Tales in a Moroccan Landscape II
“How to fool around with another man’s wife?” he asked. “Send for an old woman who will deliver your message. If the lady is agreeable she tells the old woman what she wishes to receive as a gift. You meet on the day of the souq, which provides an excuse for the lady to leave her house. The old woman helps facilitate the outing. If anyone notices your gift later, be it a dress, a scarf, a bracelet or a pair of babouches, she says it is a present from her mother.”
“Between Fez and Taounate the countryside was swaying with wheat and the silvery leaves of olive trees. We were puzzled by a house standing a little apart and finer than the others, with a cement roof and a compound full of flowers. It was the only house with flowers for their own sake, a rare sight. The women in the compound too were different: instead of the usual dresses and shawls they were wearing djellabahs, like city women.
“Then a young man came out of the house and told us he had a zawia in Tissa, a small place with a souq, an admininistrative centre; it wasn’t really a town. There he waited in his zawia, and people came to pray with him. He might indulge in a little magic, or act as advisor to people with problems. People brought him food as a form of payment for his services.
“This explained the house, the women in djellabahs, and above all, the flowers.”
High on a mountain is a village called Bab el Habs. This means “The Gate of the Prison.” The village is located beside two big rocks with a passage between them. In the time of the French Protectorate this pass was the border gate between Spanish and French zones. Often those who passed from one zone to the other went to prison.

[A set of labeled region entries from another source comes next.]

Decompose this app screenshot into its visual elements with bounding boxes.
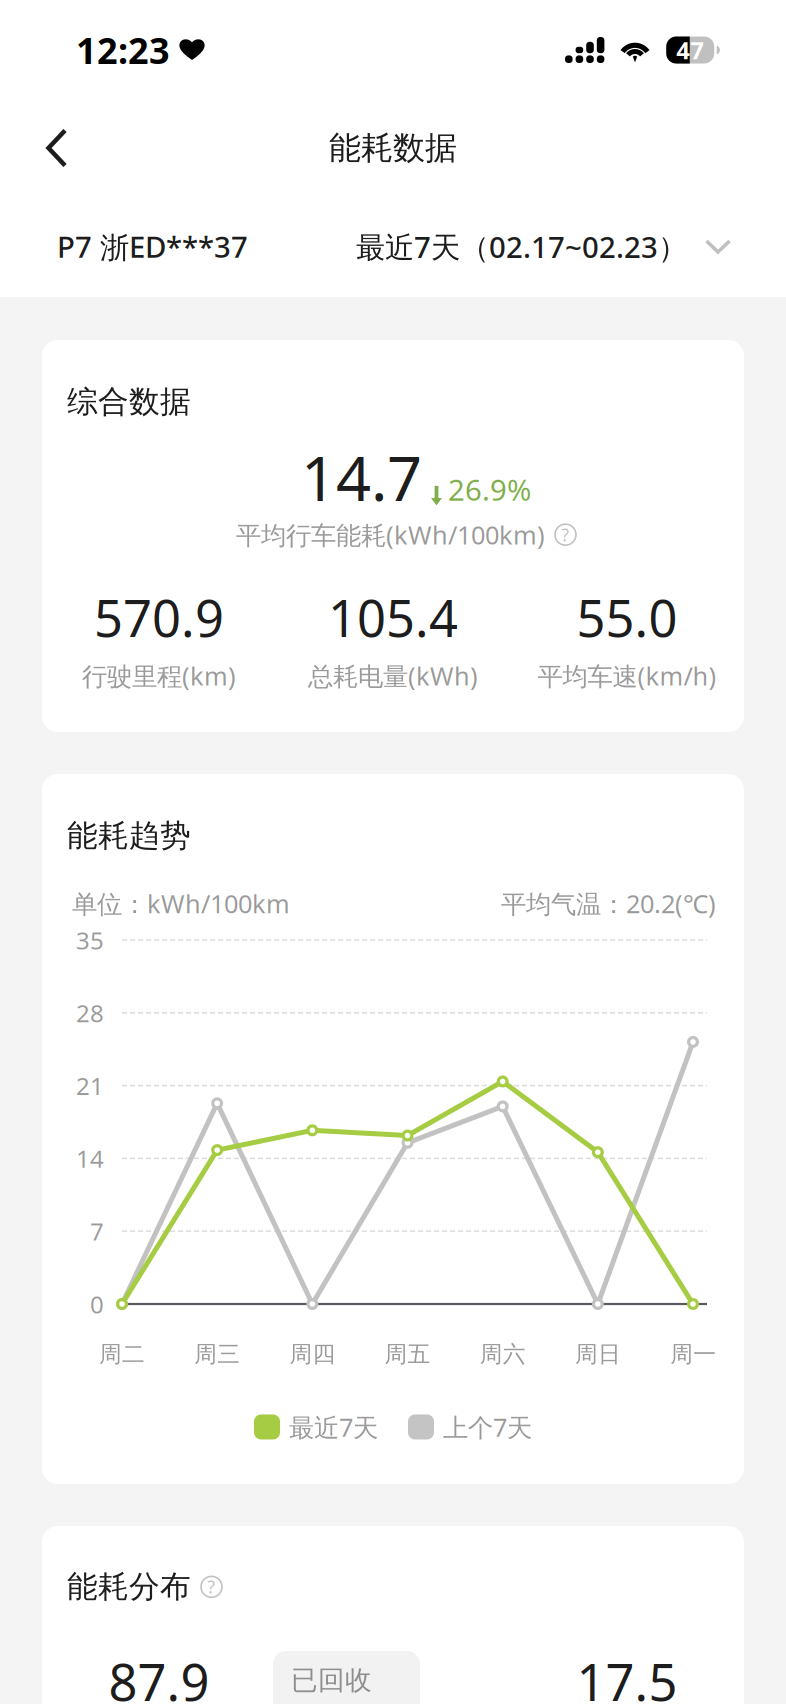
- staticText: 0: [90, 1288, 104, 1320]
- staticText: 14.7: [301, 436, 422, 518]
- staticText: 最近7天: [289, 1410, 378, 1444]
- staticText: 平均行车能耗(kWh/100km): [236, 518, 545, 551]
- button[interactable]: 最近7天（02.17~02.23）: [356, 227, 731, 266]
- staticText: 26.9%: [448, 470, 531, 509]
- staticText: 7: [90, 1215, 104, 1247]
- staticText: 14: [76, 1143, 104, 1174]
- staticText: 12:23: [76, 26, 170, 74]
- staticText: 周一: [670, 1340, 716, 1368]
- staticText: 周四: [289, 1340, 335, 1368]
- staticText: 570.9: [94, 584, 224, 651]
- staticText: 单位：kWh/100km: [72, 887, 290, 920]
- staticText: 总耗电量(kWh): [308, 659, 478, 693]
- staticText: 87.9: [108, 1648, 210, 1704]
- staticText: 平均气温：20.2(℃): [501, 887, 716, 920]
- staticText: 综合数据: [67, 383, 191, 421]
- staticText: 35: [76, 924, 104, 956]
- staticText: 周五: [385, 1340, 431, 1368]
- staticText: 周三: [194, 1340, 240, 1368]
- staticText: 最近7天（02.17~02.23）: [356, 227, 687, 266]
- staticText: 已回收: [291, 1664, 372, 1697]
- staticText: 行驶里程(km): [82, 659, 236, 693]
- staticText: 能耗分布: [67, 1568, 191, 1606]
- staticText: ?: [562, 523, 570, 546]
- staticText: P7 浙ED***37: [57, 227, 248, 266]
- staticText: ?: [208, 1575, 216, 1598]
- staticText: 17.5: [576, 1648, 678, 1704]
- staticText: 周二: [99, 1340, 145, 1368]
- staticText: 21: [76, 1070, 104, 1102]
- staticText: 上个7天: [443, 1410, 532, 1444]
- button[interactable]: Back: [0, 112, 94, 184]
- staticText: 平均车速(km/h): [538, 659, 716, 693]
- staticText: 47: [676, 34, 704, 66]
- staticText: 周日: [575, 1340, 621, 1368]
- staticText: 能耗趋势: [67, 817, 191, 855]
- staticText: 55.0: [576, 584, 678, 651]
- staticText: 周六: [480, 1340, 526, 1368]
- staticText: 28: [76, 997, 104, 1029]
- staticText: 能耗数据: [329, 128, 457, 168]
- staticText: 105.4: [328, 584, 458, 651]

Bab el Habs has some herds of goats, almond trees that are white with flowers in February, and trees heavy with figs in September. There are a few small gardens. Life is far from easy, but people have found ways around hunger. When winter is really bad they eat acorns, and dried figs, which they also feed to the animals. Sometimes the figs have fermented and both people and animals get a little tipsy, for want of anything else to eat. In the past, the villagers used to travel 50 or 60 kilometres by donkey down to the plain during harvest time. They would pass among the harvesters, taking advantage of the tradition which says a man will have luck if he shares his harvest with all those who pass.
Omar never enters the territory of the neighbouring tribe. His grandfather was killed by them, and Omar lives in mortal dread of the same thing happening to him.